1973(昭和48)年、10月豊富温泉天然ガスR-4号井自噴する。
1974(昭和49)年、9月利尻・礼文・サロベツ国立公園指定される。
1976(昭和51)年、2月日本甜菜糖株式会社が泥炭採取開始する。6月サロベツ湿原に木道整備する。有明の奥メナシベツ川の支流オミヤブノサワ川で甌穴発見する。11月豊富町役場兜沼支所移転する。12月豊富温泉スキー場でペアリフト完成する。
1978(昭和53)年、6月レストハウス「サロベツ」新築する。稚内市で温泉(稚内温泉)が湧き出たため、日本最北端温泉では無くなる。
1979(昭和54)年、11月元湯館火災により焼失。
1982(昭和57)年、11月町営ニューホテルサロベツがオープン。
1983(昭和58)年、8月温泉地区でR-9号井天然ガス採掘調査行う。
1984(昭和59)年、9月郷土資料室開設。11月高レベル放射性廃棄物処理施設誘致反対豊富町民の会発足する。
1985(昭和60)年、8月株式会社豊富牛乳公社設立する。
1986(昭和61)年、7月R-10号井ガスボーリング実施する。
1987(昭和62)年、5月サロベツ原生花園ビジターセンター開館。8月温泉レクリエーションランド(パットゴルフ場など)オープンする。9月放射性廃棄物問題調査特別委員会設置する。
1988(昭和63)年、12月元湯館跡地にふれあいセンター新設、営業開始。
1989(平成元)年、幌延ビジターセンター開館。
1990(平成2)年、5月兜沼公園に「やすらぎの湯」オープンする。
1992(平成4)年、3月スキー場ロッジ「ヒルズハウスウエルカム」完成する。6月兜沼郷土資料室開室する。7月国道40号線にバイパス計画出される。
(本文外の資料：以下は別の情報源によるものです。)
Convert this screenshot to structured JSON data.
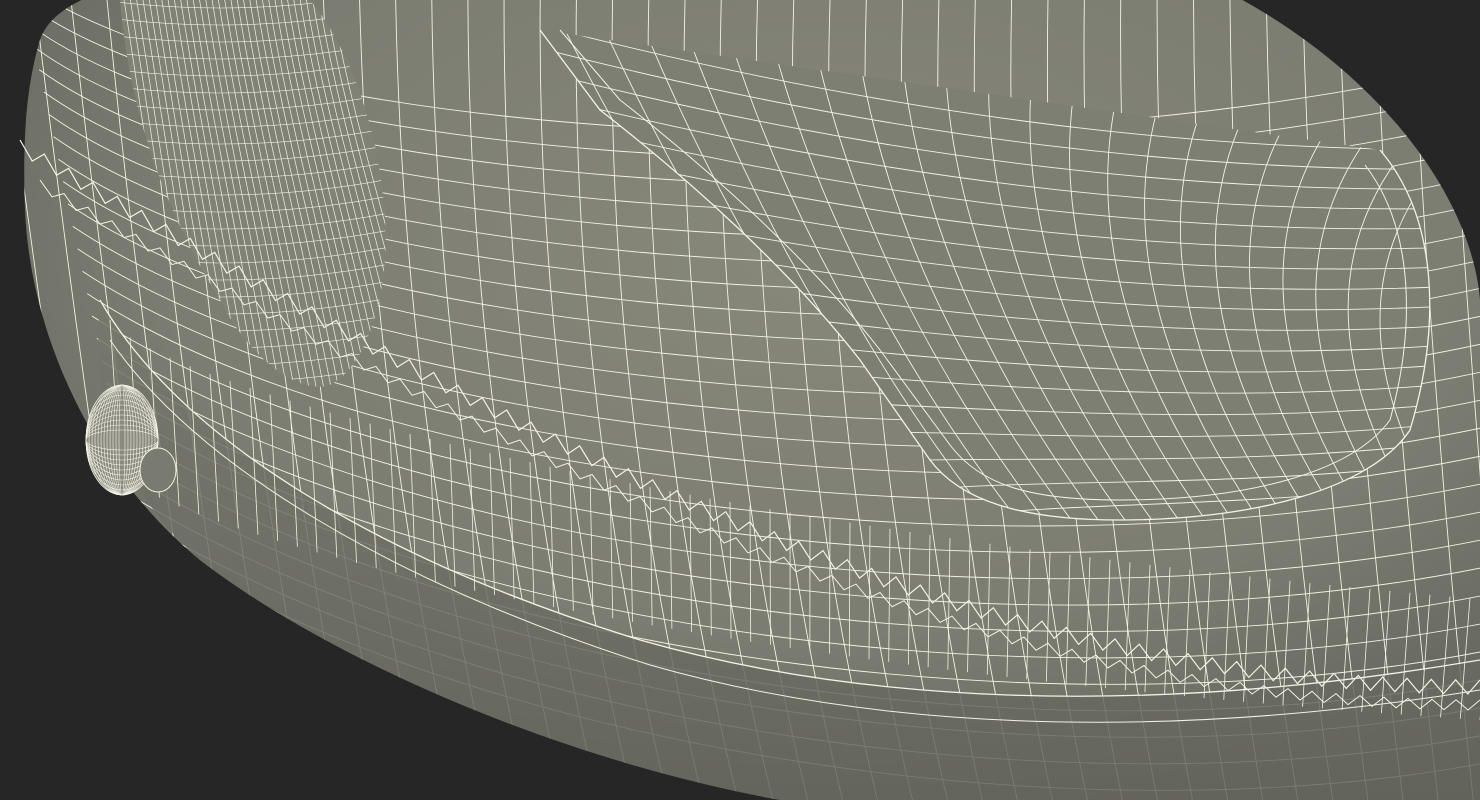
{
  "viewport": {
    "background_color": "#262626"
  },
  "model": {
    "surface_color": "#7c7d72",
    "shadow_color": "#5f6058",
    "wire_color": "#f2f2e6"
  }
}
1994(平成6)年、6月国道40号線豊富バイパス着工式挙行。
1995(平成7)年、9月兜沼オートキャンプ場完成。
1996(平成8)年、5月兜沼オートキャンプ場・温泉自然観察館オープンする。
1998(平成10)年、9月天然ガス採掘深査。
1999(平成11)年、1月豊富町温泉保養宿泊所「湯快宿」オープン。
2002(平成14)年、11月豊富町100周年記念式典。
2005(平成17)年、サロベツ原野がラムサール条約湿地となる。幌富バイパス工事着工する。
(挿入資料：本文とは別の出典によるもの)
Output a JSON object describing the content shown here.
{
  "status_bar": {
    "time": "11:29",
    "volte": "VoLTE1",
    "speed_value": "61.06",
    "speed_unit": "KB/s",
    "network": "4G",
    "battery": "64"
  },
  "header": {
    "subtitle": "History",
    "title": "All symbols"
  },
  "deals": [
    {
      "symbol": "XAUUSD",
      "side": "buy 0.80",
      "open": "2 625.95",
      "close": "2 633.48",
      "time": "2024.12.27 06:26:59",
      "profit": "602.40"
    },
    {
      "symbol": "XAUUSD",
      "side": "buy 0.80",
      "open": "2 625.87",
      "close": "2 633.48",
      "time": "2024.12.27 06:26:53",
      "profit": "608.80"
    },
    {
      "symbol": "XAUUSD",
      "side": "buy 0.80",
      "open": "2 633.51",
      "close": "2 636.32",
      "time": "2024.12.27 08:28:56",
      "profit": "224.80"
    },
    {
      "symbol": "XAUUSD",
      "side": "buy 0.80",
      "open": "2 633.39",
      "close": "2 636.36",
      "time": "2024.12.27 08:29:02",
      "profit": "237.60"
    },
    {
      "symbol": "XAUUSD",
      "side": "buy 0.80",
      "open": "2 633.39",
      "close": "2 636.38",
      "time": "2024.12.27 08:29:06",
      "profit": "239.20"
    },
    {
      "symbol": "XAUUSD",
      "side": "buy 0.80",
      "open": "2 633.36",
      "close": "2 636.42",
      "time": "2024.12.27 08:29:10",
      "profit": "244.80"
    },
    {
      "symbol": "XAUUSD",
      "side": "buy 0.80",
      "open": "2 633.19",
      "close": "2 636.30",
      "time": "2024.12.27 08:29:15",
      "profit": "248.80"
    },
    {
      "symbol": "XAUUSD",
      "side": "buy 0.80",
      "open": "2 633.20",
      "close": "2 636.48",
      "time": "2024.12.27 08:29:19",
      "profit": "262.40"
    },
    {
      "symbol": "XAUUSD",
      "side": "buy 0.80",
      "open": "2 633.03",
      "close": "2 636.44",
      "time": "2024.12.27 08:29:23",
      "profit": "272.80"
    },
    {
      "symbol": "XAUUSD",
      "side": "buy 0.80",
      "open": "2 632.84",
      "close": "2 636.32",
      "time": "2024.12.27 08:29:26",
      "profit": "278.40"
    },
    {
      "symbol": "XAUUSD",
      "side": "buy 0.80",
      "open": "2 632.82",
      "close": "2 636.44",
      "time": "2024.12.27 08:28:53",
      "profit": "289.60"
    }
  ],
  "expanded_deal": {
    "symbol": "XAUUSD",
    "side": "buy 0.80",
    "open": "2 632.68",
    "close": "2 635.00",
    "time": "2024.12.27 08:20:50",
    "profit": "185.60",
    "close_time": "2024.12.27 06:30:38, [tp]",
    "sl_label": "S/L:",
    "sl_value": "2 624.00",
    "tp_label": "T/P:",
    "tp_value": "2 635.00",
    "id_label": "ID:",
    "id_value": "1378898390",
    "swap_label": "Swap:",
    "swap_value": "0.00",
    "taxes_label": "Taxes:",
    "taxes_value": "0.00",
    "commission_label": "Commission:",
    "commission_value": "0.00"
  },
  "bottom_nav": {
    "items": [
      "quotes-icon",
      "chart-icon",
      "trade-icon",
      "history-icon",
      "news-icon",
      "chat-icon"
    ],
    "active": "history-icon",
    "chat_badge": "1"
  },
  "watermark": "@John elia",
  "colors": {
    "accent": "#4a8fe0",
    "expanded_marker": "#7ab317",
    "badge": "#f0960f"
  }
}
2004(平成16)年、4月町営ニューホテルサロベツを民間へ譲渡。11月豊富バイパスの豊富サロベツIC〜豊富北IC間が開通する。
2009(平成21)年、町営ニューホテルサロベツ廃業。
2010(平成22)年、3月幌富バイパスの幌延IC〜豊富サロベツIC間が供用開始する。